Whatever happened to days that were defined by the activities that absorbed one’s time? I was contemplating that thought just the other day when my daughter (she’s ten) couldn’t quite figure out what day of the week it was. For a moment, I was appalled. This has happened more than once and I feel that part of the reason is cable\satellite TV (cartoons on demand). Not to mention misplaced school “holidays”. On the week of March 14th, I stumbled out of my usual early afternoon coma, which is induced by the unusual hours I’m currently working (2:00 PM – 12:30 AM, Monday thru Saturday – at least until we complete a backlog of printers that had quickly piled up as the result of selectively inept management decisions. There’s nothing like the painful incompetence that emanates from “Leadership”). I was wondering why she wasn’t in school and got the usual “dad is so out of touch with the real world” looks from both wife and daughter. “It’s Spring Break” was the impatient reply. Of course, I foolishly shot back “I thought it was still winter”. Ah yes, dad is so ignorant, sometimes.
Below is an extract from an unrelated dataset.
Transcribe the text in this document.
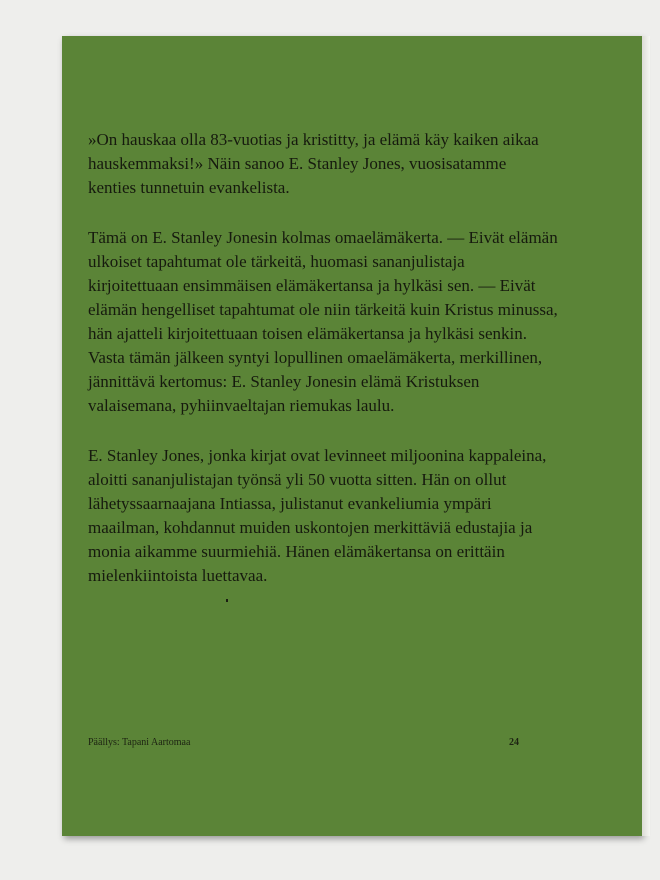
»On hauskaa olla 83-vuotias ja kristitty, ja elämä käy kaiken aikaa hauskemmaksi!» Näin sanoo E. Stanley Jones, vuosisatamme kenties tunnetuin evankelista.

Tämä on E. Stanley Jonesin kolmas omaelämäkerta. — Eivät elämän ulkoiset tapahtumat ole tärkeitä, huomasi sananjulistaja kirjoitettuaan ensimmäisen elämäkertansa ja hylkäsi sen. — Eivät elämän hengelliset tapahtumat ole niin tärkeitä kuin Kristus minussa, hän ajatteli kirjoitettuaan toisen elämäkertansa ja hylkäsi senkin. Vasta tämän jälkeen syntyi lopullinen omaelämäkerta, merkillinen, jännittävä kertomus: E. Stanley Jonesin elämä Kristuksen valaisemana, pyhiinvaeltajan riemukas laulu.

E. Stanley Jones, jonka kirjat ovat levinneet miljoonina kappaleina, aloitti sananjulistajan työnsä yli 50 vuotta sitten. Hän on ollut lähetyssaarnaajana Intiassa, julistanut evankeliumia ympäri maailman, kohdannut muiden uskontojen merkittäviä edustajia ja monia aikamme suurmiehiä. Hänen elämäkertansa on erittäin mielenkiintoista luettavaa.

Päällys: Tapani Aartomaa	24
I looked at my wife and said “Instead of ‘Spring Break’, why doesn’t the school system just call it what it is, namely ‘The Teachers Don’t Feel like Working This Week – So There, Break.’” How nice.
When I was a kid, time was more orderly and defined. Monday was the start of the school week (a precursor to “Oh no, it’s a Monday” feeling one gets at the start of a work week). After all, wasn’t school the “work week” of a kid? This sense of time made it’s way through the next few days until, at last, Friday afternoon. Then it was Friday evening cartoons, which, unlike the after school cartoons Monday thru Friday, were geared more towards current times and seemed more sophisticated (“Johnny Quest” vs “Looney Tunes”). But that was mostly because I was staying up late on Friday night. Plus, I never really understood all the adult references in the old Bugs Bunny type toons, circa World War 2 that floated along the network channels in the just-after-school hours. Saturdays were magic and will never be re-lived. Sundays were all church, visiting Grandma, playing outside with my "Sunday Grandma’s neighborhood friends" and special Sunday dinners. Each holiday had it’s soul piercing unique flavor. Summers beckoned until silenced by Christmas but stayed forever once they had arrived. The world slowly went to sleep in Fall but smiled briefly on Halloween.
Now, time seems to move only forward. Ever forward. I need to find that old, forgotten way that I possessed as a child – to make time stop and start in tune with the days of the week and the lost, melting seasons of the year.